Pandora — The World's Largest Jewellery Manufacturer by Volume
Pandora — The World's Largest Jewellery Manufacturer by Volume
Danish brand built on charm bracelets, silver, and a 2021 lab-grown diamond pivot
Pandora is a Danish jewellery brand and the world's largest jewellery manufacturer by unit volume. Founded in Copenhagen in 1982 by Per Enevoldsen and Winnie Enevoldsen, the company built its scale on the customisable charm bracelet — a sterling-silver cable with a snap-on system of small enamelled and stone-set charms — and on a vertically integrated retail and manufacturing operation centred in Thailand. Pandora operates more than 6,800 points of sale globally and ships in the order of one hundred million pieces per year.
Materials and design
Pandora's core material palette is sterling silver, gold-plated silver, and 14-karat gold, set with cubic zirconia, synthetic spinel, lab-grown sapphires and rubies, cultured pearls, and enamel. The brand's mass-market price point dictates the use of synthetic stones and plated metals across most of the range, with limited fine-jewellery collections in solid gold for the upper tier of the brand.
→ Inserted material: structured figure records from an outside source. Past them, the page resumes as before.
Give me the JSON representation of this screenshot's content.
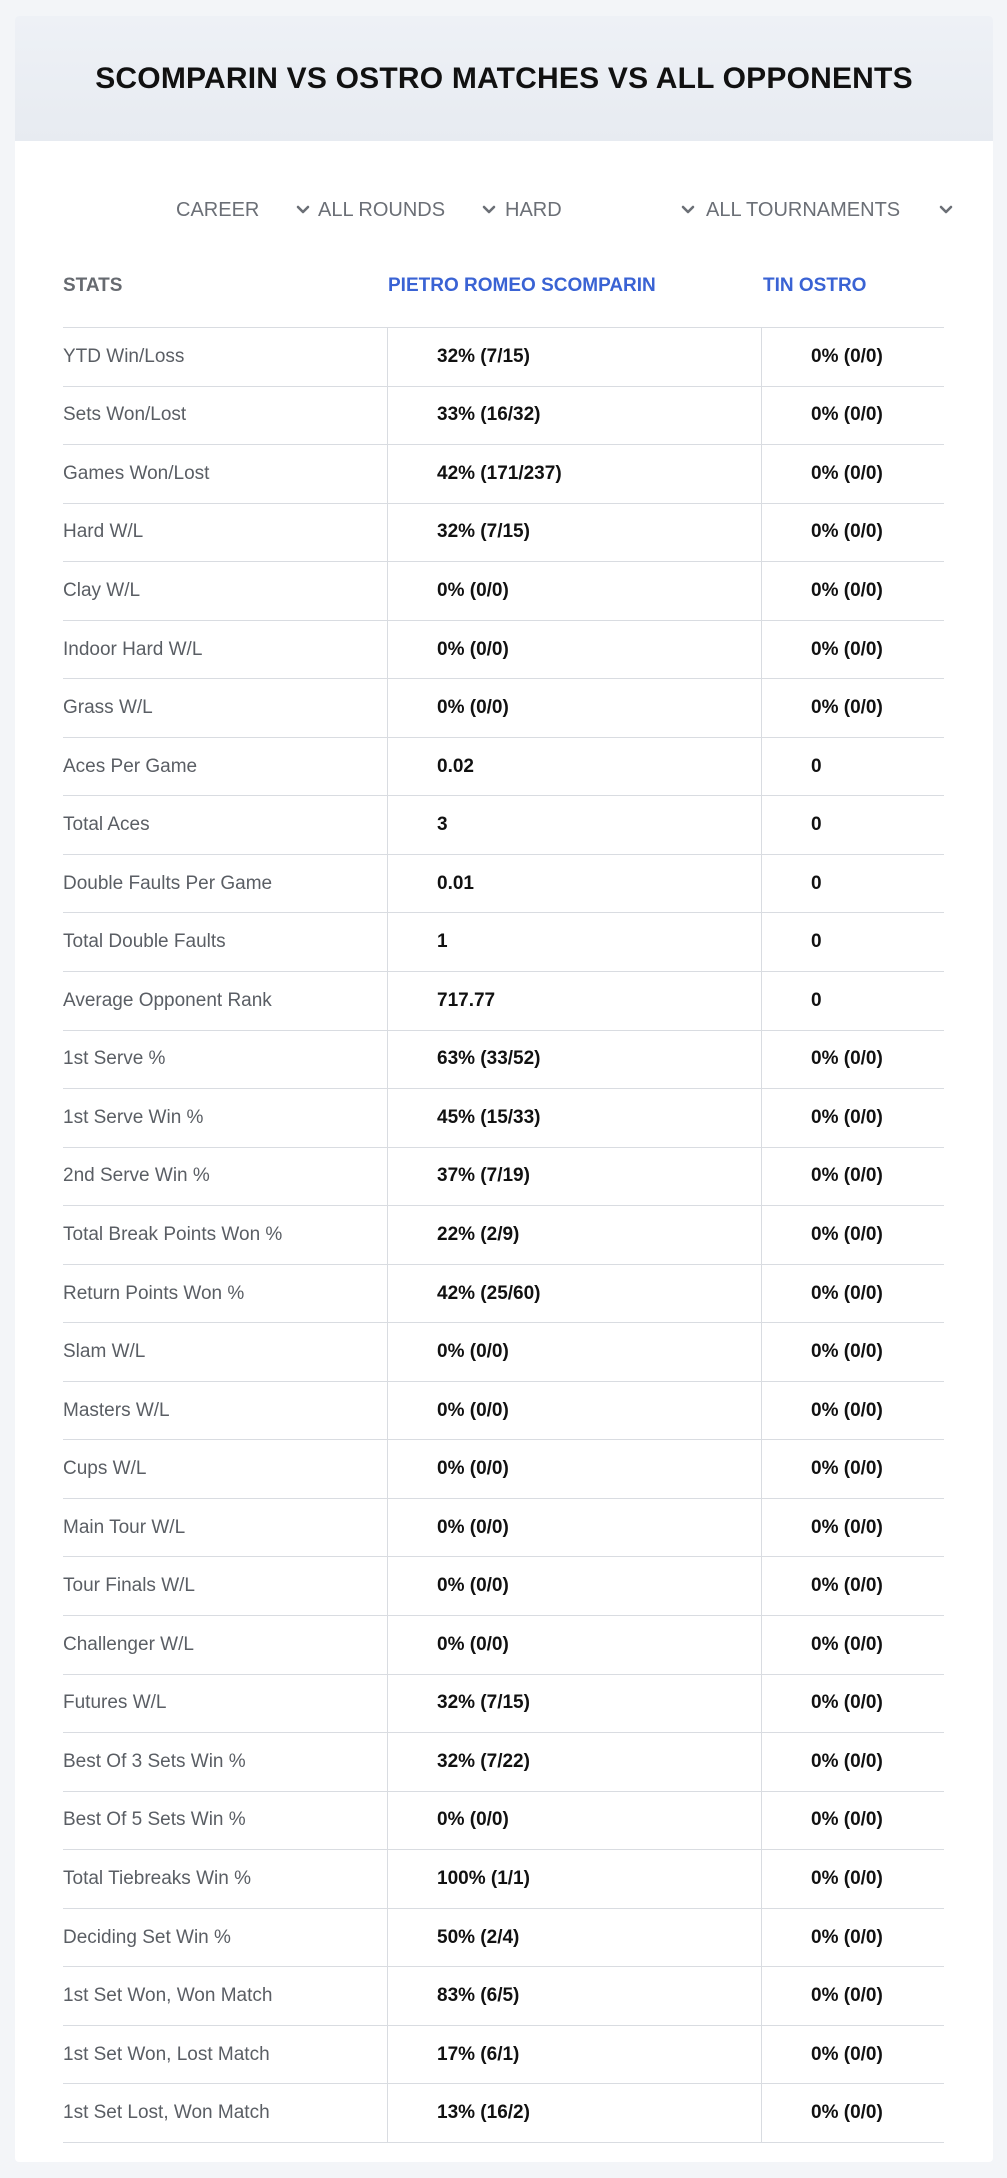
{
  "title": "SCOMPARIN VS OSTRO MATCHES VS ALL OPPONENTS",
  "filters": [
    {
      "value": "CAREER",
      "icon": "chevron-down-icon"
    },
    {
      "value": "ALL ROUNDS",
      "icon": "chevron-down-icon"
    },
    {
      "value": "HARD",
      "icon": "chevron-down-icon"
    },
    {
      "value": "ALL TOURNAMENTS",
      "icon": "chevron-down-icon"
    }
  ],
  "headers": {
    "stats": "STATS",
    "player1": "PIETRO ROMEO SCOMPARIN",
    "player2": "TIN OSTRO"
  },
  "colors": {
    "accent": "#3a63d4",
    "header_bg": "#e9edf3",
    "divider": "#d9dce1"
  },
  "rows": [
    {
      "label": "YTD Win/Loss",
      "p1": "32% (7/15)",
      "p2": "0% (0/0)"
    },
    {
      "label": "Sets Won/Lost",
      "p1": "33% (16/32)",
      "p2": "0% (0/0)"
    },
    {
      "label": "Games Won/Lost",
      "p1": "42% (171/237)",
      "p2": "0% (0/0)"
    },
    {
      "label": "Hard W/L",
      "p1": "32% (7/15)",
      "p2": "0% (0/0)"
    },
    {
      "label": "Clay W/L",
      "p1": "0% (0/0)",
      "p2": "0% (0/0)"
    },
    {
      "label": "Indoor Hard W/L",
      "p1": "0% (0/0)",
      "p2": "0% (0/0)"
    },
    {
      "label": "Grass W/L",
      "p1": "0% (0/0)",
      "p2": "0% (0/0)"
    },
    {
      "label": "Aces Per Game",
      "p1": "0.02",
      "p2": "0"
    },
    {
      "label": "Total Aces",
      "p1": "3",
      "p2": "0"
    },
    {
      "label": "Double Faults Per Game",
      "p1": "0.01",
      "p2": "0"
    },
    {
      "label": "Total Double Faults",
      "p1": "1",
      "p2": "0"
    },
    {
      "label": "Average Opponent Rank",
      "p1": "717.77",
      "p2": "0"
    },
    {
      "label": "1st Serve %",
      "p1": "63% (33/52)",
      "p2": "0% (0/0)"
    },
    {
      "label": "1st Serve Win %",
      "p1": "45% (15/33)",
      "p2": "0% (0/0)"
    },
    {
      "label": "2nd Serve Win %",
      "p1": "37% (7/19)",
      "p2": "0% (0/0)"
    },
    {
      "label": "Total Break Points Won %",
      "p1": "22% (2/9)",
      "p2": "0% (0/0)"
    },
    {
      "label": "Return Points Won %",
      "p1": "42% (25/60)",
      "p2": "0% (0/0)"
    },
    {
      "label": "Slam W/L",
      "p1": "0% (0/0)",
      "p2": "0% (0/0)"
    },
    {
      "label": "Masters W/L",
      "p1": "0% (0/0)",
      "p2": "0% (0/0)"
    },
    {
      "label": "Cups W/L",
      "p1": "0% (0/0)",
      "p2": "0% (0/0)"
    },
    {
      "label": "Main Tour W/L",
      "p1": "0% (0/0)",
      "p2": "0% (0/0)"
    },
    {
      "label": "Tour Finals W/L",
      "p1": "0% (0/0)",
      "p2": "0% (0/0)"
    },
    {
      "label": "Challenger W/L",
      "p1": "0% (0/0)",
      "p2": "0% (0/0)"
    },
    {
      "label": "Futures W/L",
      "p1": "32% (7/15)",
      "p2": "0% (0/0)"
    },
    {
      "label": "Best Of 3 Sets Win %",
      "p1": "32% (7/22)",
      "p2": "0% (0/0)"
    },
    {
      "label": "Best Of 5 Sets Win %",
      "p1": "0% (0/0)",
      "p2": "0% (0/0)"
    },
    {
      "label": "Total Tiebreaks Win %",
      "p1": "100% (1/1)",
      "p2": "0% (0/0)"
    },
    {
      "label": "Deciding Set Win %",
      "p1": "50% (2/4)",
      "p2": "0% (0/0)"
    },
    {
      "label": "1st Set Won, Won Match",
      "p1": "83% (6/5)",
      "p2": "0% (0/0)"
    },
    {
      "label": "1st Set Won, Lost Match",
      "p1": "17% (6/1)",
      "p2": "0% (0/0)"
    },
    {
      "label": "1st Set Lost, Won Match",
      "p1": "13% (16/2)",
      "p2": "0% (0/0)"
    }
  ]
}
The 2021 sustainability pivot
In May 2021, Pandora announced that all future diamond use would be laboratory-grown rather than mined, and that the company would source 100 per cent recycled silver and gold across all production by 2025. The lab-grown diamond pivot was launched commercially as the Pandora Brilliance line. The combined moves are widely cited as a watershed in mass-market jewellery sustainability and have influenced broader industry attitudes toward synthetics and recycled metals. The recycled-metal commitment, in particular, is one of the largest such programmes in the global jewellery industry by volume.
Position in the trade
Pandora occupies the affordable-luxury and gift-jewellery segment of the market and competes principally with mall and department-store brands. Its scale and price point place it outside the fine-jewellery segment in which Skyjems operates, but its sustainability commitments and its mass-market normalisation of laboratory-grown diamonds are relevant to the wider trade context.